Big-Bang Evidence: 'Much Ado About Nothing' or 'Breakthrough?'
On March 16, physicists said they have the smoking gun that shows the universe went through extremely rapid expansion in the moments after the big bang, growing from the size of a marble to a volume larger than all of observable space in less than a trillion-trillionth of a second, the Associated Press (AP) reported.
The discovery-which involves an analysis of variations in the brightness of microwave radiation-is the first direct evidence to support the two-decade-old theory that the universe went through what is called inflation.
Researchers found the evidence for inflation by looking at a faint glow that permeates the universe. That glow, known as the cosmic microwave background (CMB), was reportedly produced when the universe was about 300,000 years old-long after inflation had done its work.
Physicists presented new measurements of those variations during a news conference at Princeton University. The measurements were made by a spaceborne instrument called the Wilkinson Microwave Anistropy Probe, or WMAP, launched by NASA in 2001, the AP reported.
However, evangelist Ken Ham, founder of Answers in Genesis (AiG), told New Man that "although most secular astronomers believe that the CMB is the result of a big bang, there is really no reason to believe this."
He noted that big-bang supporters believe that tiny fluctuations in the CMB eventually became stars and galaxies. But such an idea comes from a belief in the big bang, and there is really no independent evidence to support this, Ham added.

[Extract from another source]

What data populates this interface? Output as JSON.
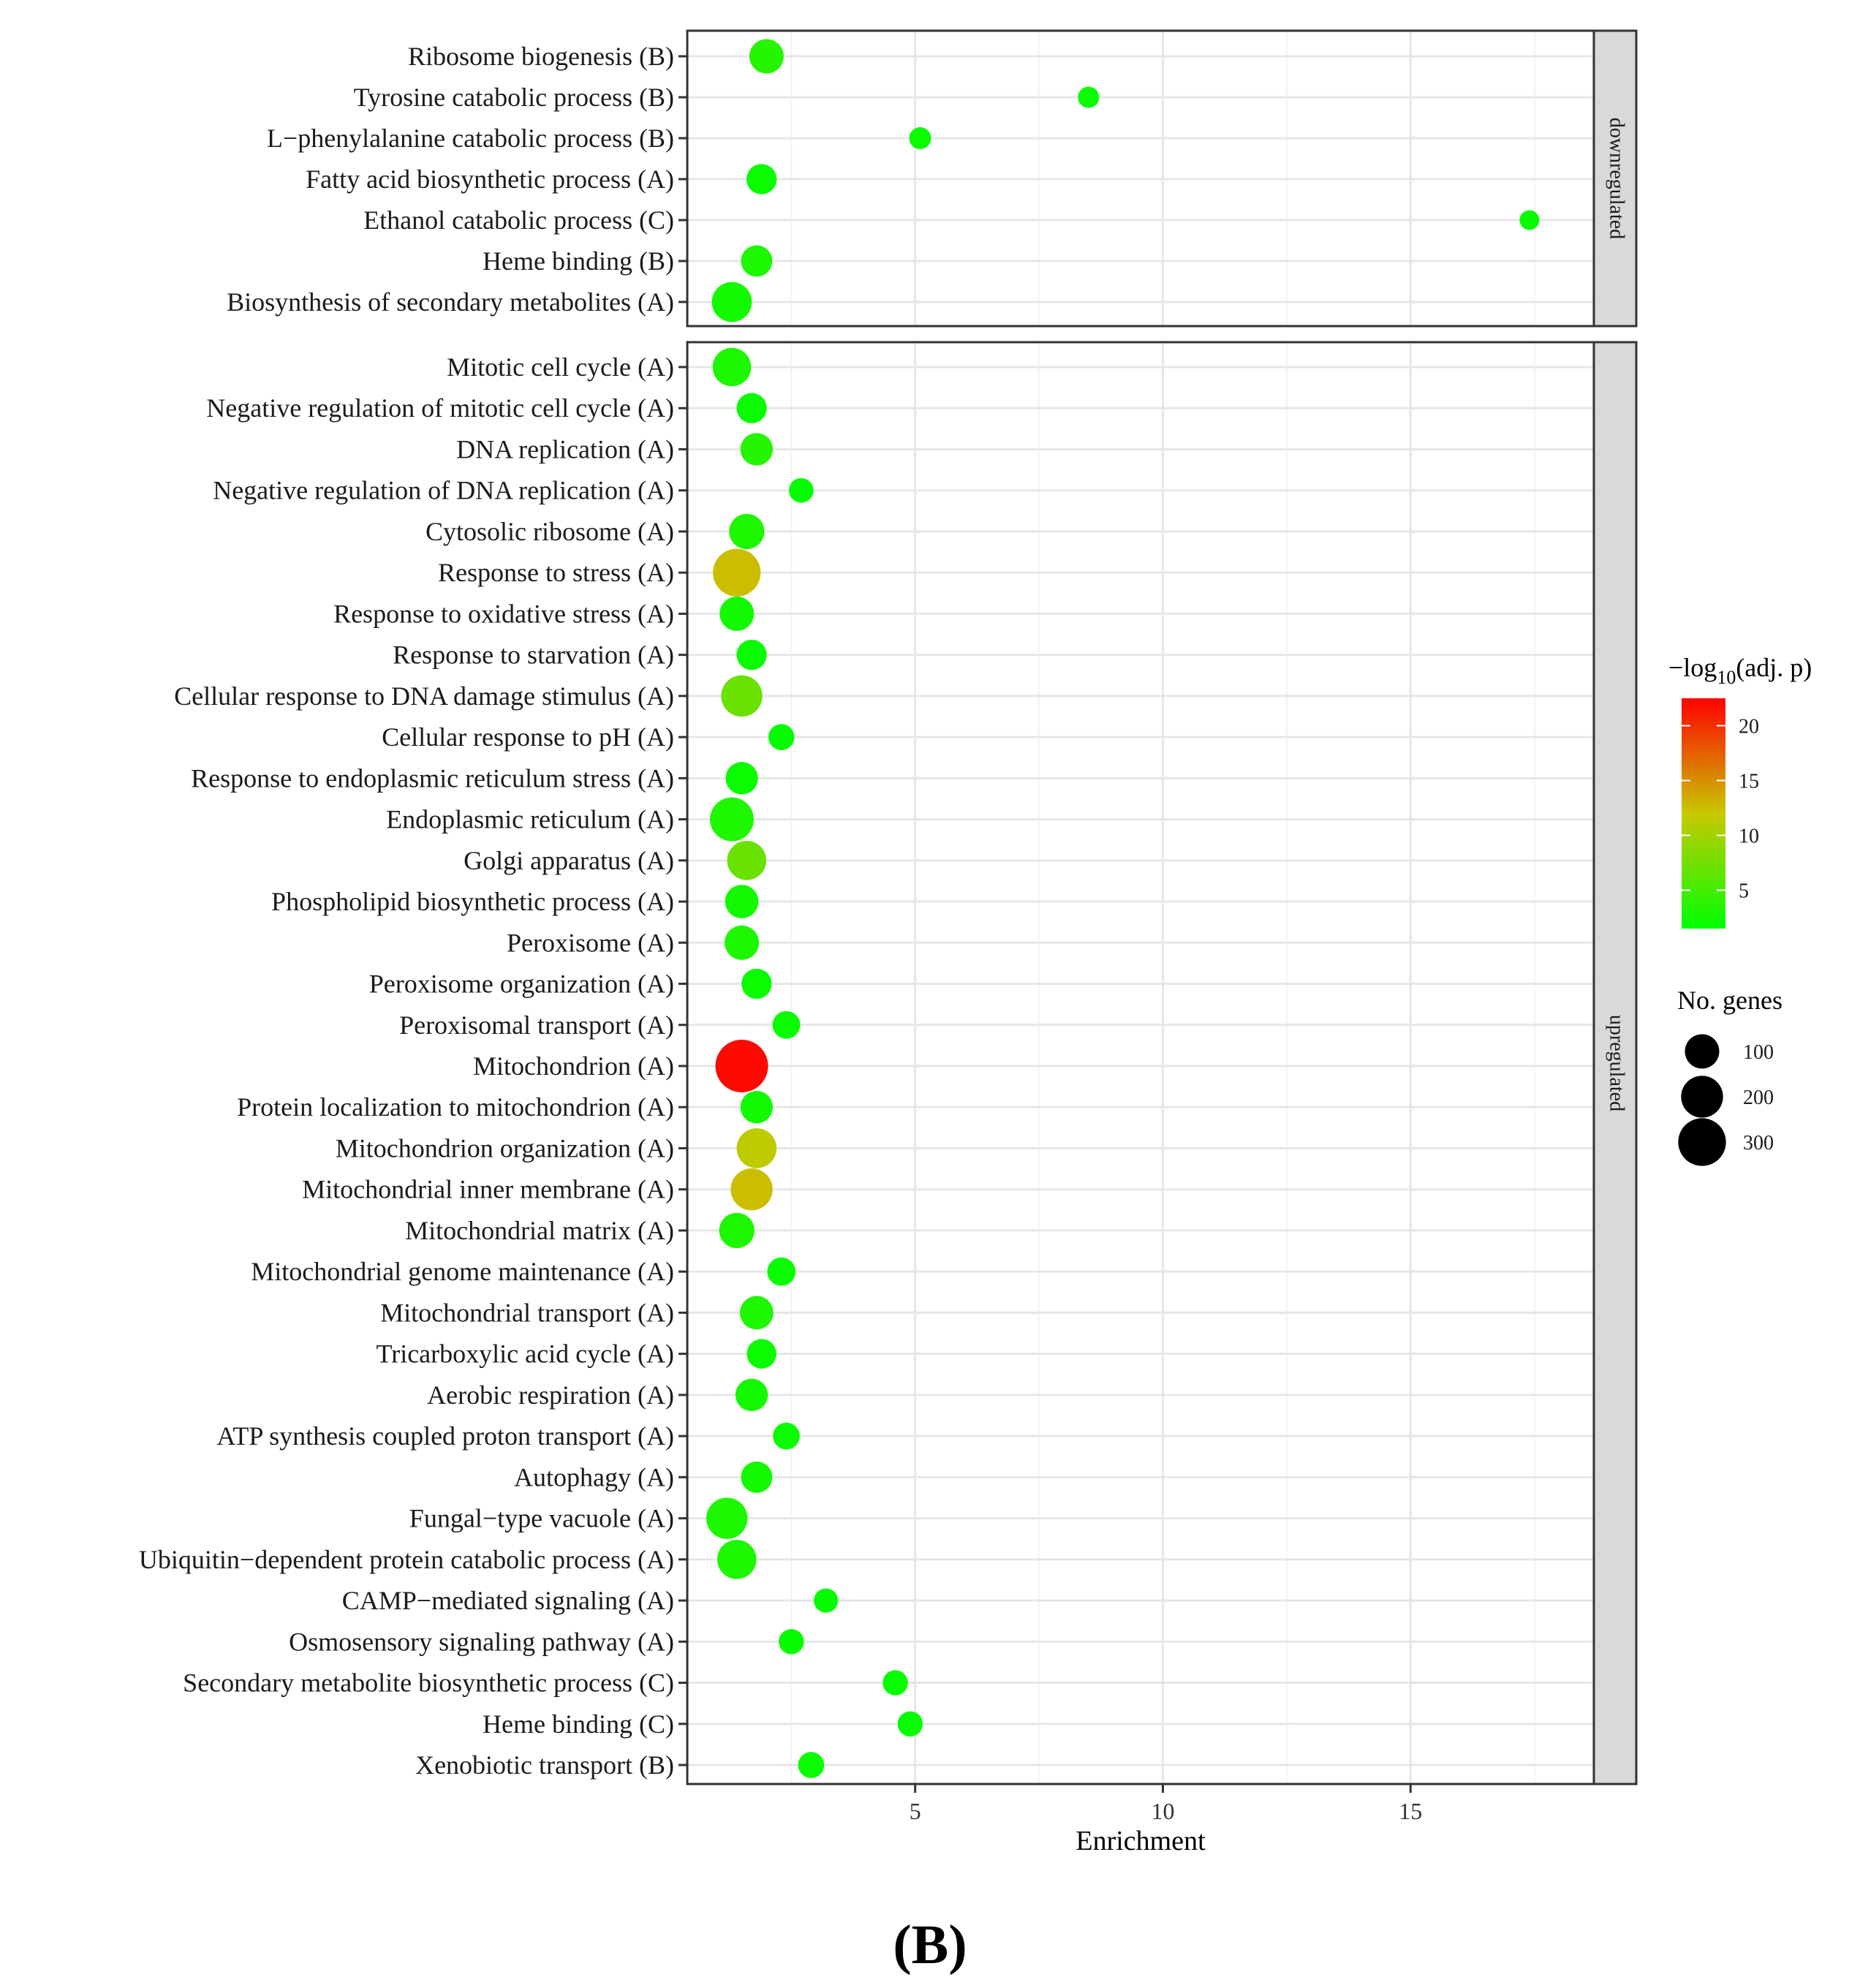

"This is really much ado about nothing," said Ham, a former high-school biology teacher who travels the nation speaking at churches colleges, private schools and rotary clubs. "There are actually many different models of the big bang, each of which requires different parameters for the CMB. The latest WMAP results are roughly consistent with one of these big-bang models.
"However, if WMAP had obtained a different result, the secular astronomers would simply have picked the model that was most consistent," he added. "In other words, no matter what WMAP would have found, big-bang supporters would have claimed that it supports the big bang. As such, it really doesn't prove anything. The latest WMAP results are fully consistent with biblical creation, as we share on our Web site, AnswersInGenesis.org."

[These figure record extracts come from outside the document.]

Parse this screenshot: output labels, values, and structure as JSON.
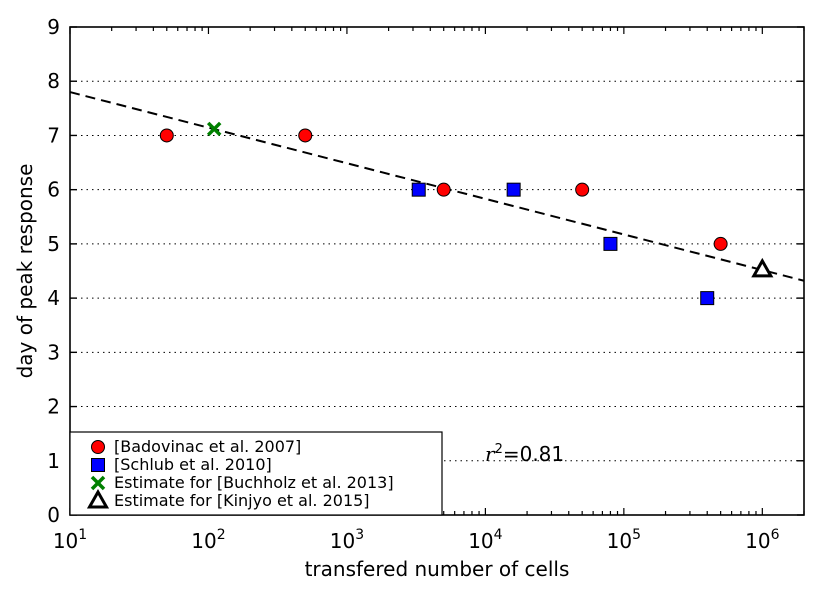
{
  "chart_data": {
    "type": "scatter",
    "title": "",
    "xlabel": "transfered number of cells",
    "ylabel": "day of peak response",
    "xscale": "log",
    "xlim": [
      10,
      2000000
    ],
    "ylim": [
      0,
      9
    ],
    "grid": "horizontal dotted",
    "x_ticks": [
      {
        "value": 10,
        "base": "10",
        "exp": "1"
      },
      {
        "value": 100,
        "base": "10",
        "exp": "2"
      },
      {
        "value": 1000,
        "base": "10",
        "exp": "3"
      },
      {
        "value": 10000,
        "base": "10",
        "exp": "4"
      },
      {
        "value": 100000,
        "base": "10",
        "exp": "5"
      },
      {
        "value": 1000000,
        "base": "10",
        "exp": "6"
      }
    ],
    "y_ticks": [
      "0",
      "1",
      "2",
      "3",
      "4",
      "5",
      "6",
      "7",
      "8",
      "9"
    ],
    "series": [
      {
        "name": "[Badovinac et al. 2007]",
        "marker": "circle",
        "color": "#ff0000",
        "x": [
          50,
          500,
          5000,
          50000,
          500000
        ],
        "y": [
          7,
          7,
          6,
          6,
          5
        ]
      },
      {
        "name": "[Schlub et al. 2010]",
        "marker": "square",
        "color": "#0000ff",
        "x": [
          3300,
          16000,
          80000,
          400000
        ],
        "y": [
          6,
          6,
          5,
          4
        ]
      },
      {
        "name": "Estimate for [Buchholz et al. 2013]",
        "marker": "x",
        "color": "#008000",
        "x": [
          110
        ],
        "y": [
          7.12
        ]
      },
      {
        "name": "Estimate for [Kinjyo et al. 2015]",
        "marker": "triangle",
        "color": "#ffffff",
        "x": [
          1000000
        ],
        "y": [
          4.52
        ]
      }
    ],
    "fit_line": {
      "style": "dashed",
      "color": "#000000",
      "x": [
        10,
        2000000
      ],
      "y": [
        7.8,
        4.32
      ]
    },
    "annotation": {
      "symbol": "r",
      "power": "2",
      "value": "=0.81"
    },
    "legend_position": "lower-left"
  }
}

But Hugh Ross, an astrophysicist who believes that each day mentioned in the first chapter of Genesis was a longer period of time, said the Bible taught the big bang first. Unlike Ross, Ham and other creationists believe God created the universe and all its creatures in six 24-hour days, roughly 6,000 years ago.
"The significance of these [WMAP] findings is huge," Ross, founder of Reasons To Believe (RTB), said on his Web site, reasons.org. "This breakthrough goes a long way toward weeding out a particular set of big-bang models designed to get around the need for a transcendent personal Creator.
"As the WMAP continues to soak up light it will reveal even more about how the universe came to be," Ross added. "This data will be instrumental in verifying or falsifying the testable creation model my colleagues and I have been developing the last several years."
Ross studied distant galaxies and quasars while doing his post-doctoral research at the California Institute of Technology. He sees the WMAP confirmation of cosmic inflation as further support for the RTB creation model.
"Scientific discoveries of this caliber add further evidence for the biblical account of creation-a continuously expanding universe exquisitely and deliberately fine-tuned for life," Ross said.
Ham, though, believes the big bang is expressly taught against in the Bible.
"The scriptures say that the Earth was created first in Genesis 1:1, the first day of creation, and then the sun was created on the fourth creation day, Genesis 1:16," explained Ham, who is building the $25 million Creation Museum, which will open later this year near the Cincinnati, Ohio international airport.
"But the big bang says that the sun came first and then the Earth," added. "By the way, during the first three days of creation, there was light from a source different than the sun. Genesis 1:3. As we will proclaim in our new Creation Museum planetarium, if we start with God's infallible Word and what it clearly teaches us about the history of the world, we can be confident that the big bang and other secular ideas such as "molecules-to-man" evolution are wrong."